Delorme observó el rostro del muchacho y desvió la vista.

Sin tocarlo, la doctora Gant hizo girar sobre sí el cuerpo.

—La región parietal izquierda evidencia señales de traumatismo producido por un objeto contundente, los hundimientos y fracturas fueron causados por un instrumento pesado, probablemente el canto de un martillo. El parietal anterior derecho evidencia una depresión circular con un diámetro aproximado de unos tres centímetros, probablemente resultado de un martillazo, pero es difícil asegurarlo. El tejido facial que cubre el hueso malar se ha desprendido. La causa también podría haber sido el impacto de algún objeto contundente.

—¿Habrá sido un arrebato de furia? No me cabe la menor duda de que se ensañó.

—Un arrebato, a juzgar por la ferocidad de la agresión. Pero me arriesgaría a afirmar que también hay indicios de autocontrol. Fíjese, las heridas mantienen la simetría: ambos pómulos, ambos costados de la mandíbula y ambas sienes. Esos impactos simétricos no tienen nada de accidental. Y a todo lo demás hay que añadirle lo siguiente… —Gant señaló la base de la cabeza—. Hay un orificio en la corona occipital de unos diez milímetros de diámetro y, a juzgar por el frunce de los bordes, se trata de una herida punzante. Ése debe de ser el objeto filoso que aparece en el fluoroscopio. Nadie le atraviesa el cráneo a otra persona en un arrebato.

—Es cierto.

—Cualquiera de las heridas mencionadas pudo haberle causado la muerte, pero no lo sabremos con seguridad hasta que le hayamos realizado la necropsia completa, y eso no será posible hasta que se descongele.

—Fantástico —exclamó Cardinal—. ¿Y cuánto puede tardar?

—Veinticuatro horas, por lo menos.

—Estará bromeando, doctora, dígame que sí.

—No, en absoluto. ¿Cuánto tarda en descongelarse un pavo de diez kilos?

—Cuatro o cinco horas, no lo sé.

—Y este paciente se encontraba a una temperatura ambiente de cuánto, ¿cuarenta grados bajo cero? Los órganos internos tardarán al menos unas veinticuatro horas en descongelarse, quizá más.

—Aquí hay algo.

Delorme se había apartado y miraba dentro de la bolsa de plástico en la que había llegado el cuerpo.

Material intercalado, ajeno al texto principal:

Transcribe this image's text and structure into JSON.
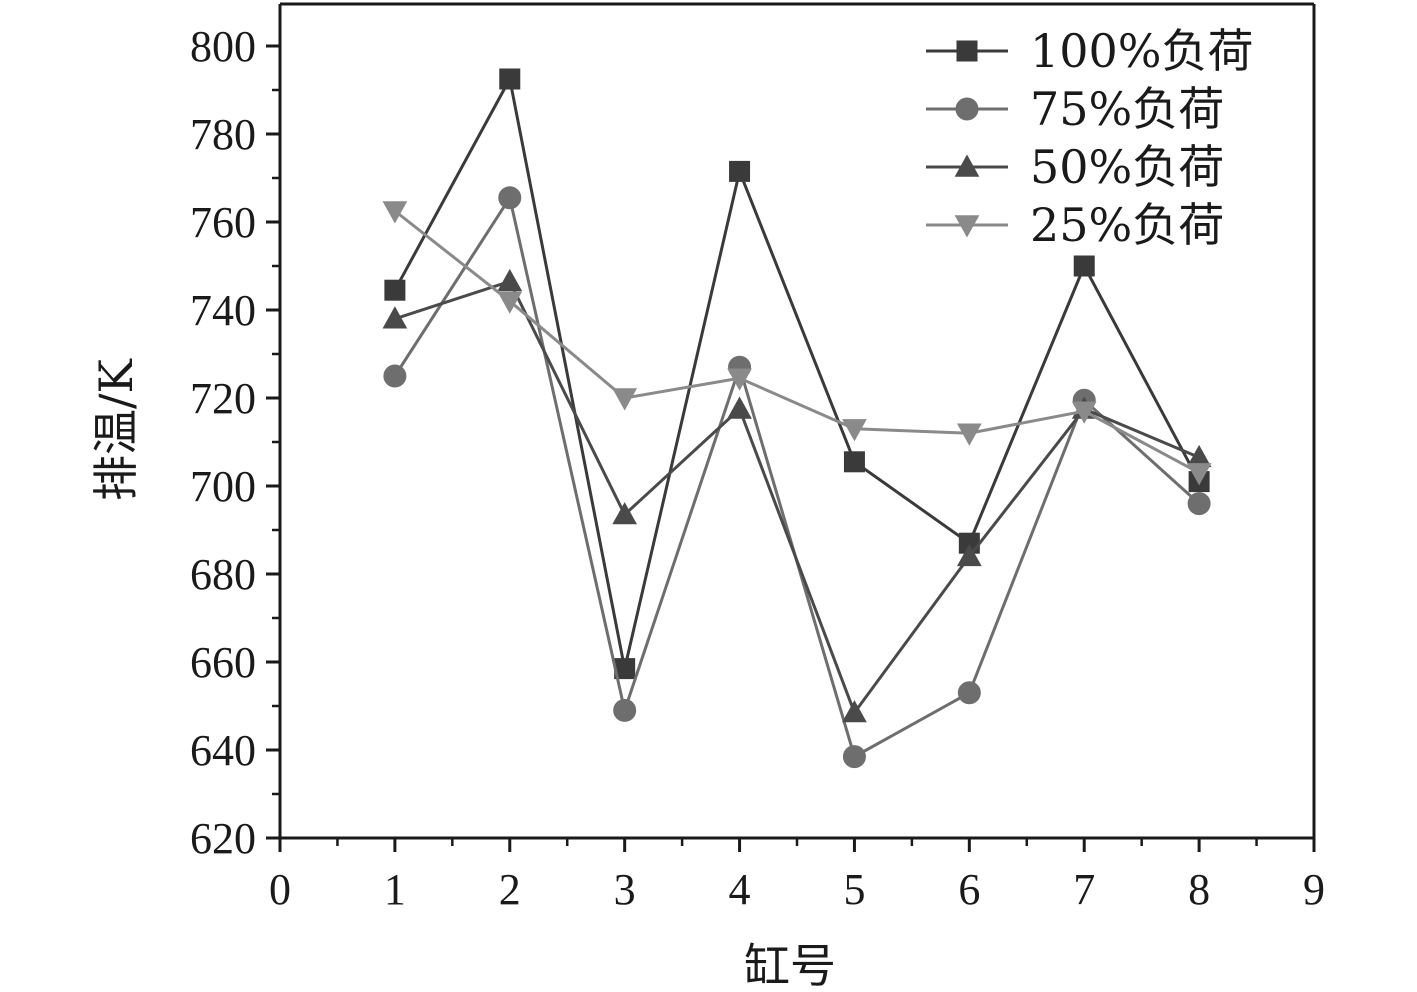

Cardinal se acercó. Se puso unos guantes de látex y metió las manos en la bolsa como lo haría un obstetra. Girándolo lentamente, pinzándolo con sumo cuidado por los ángulos, consiguió sacar el objeto empapado de sangre y cubierto de hollín.

—Una cinta de casete —dijo Delorme—. Debió de pegársele a la ropa y al descongelarse se despegó.

—No te entusiasmes, apuesto a que es una cinta virgen —replicó Cardinal, y la dejó caer en una bolsita de papel—. Espero que al menos podamos hallar algunas huellas.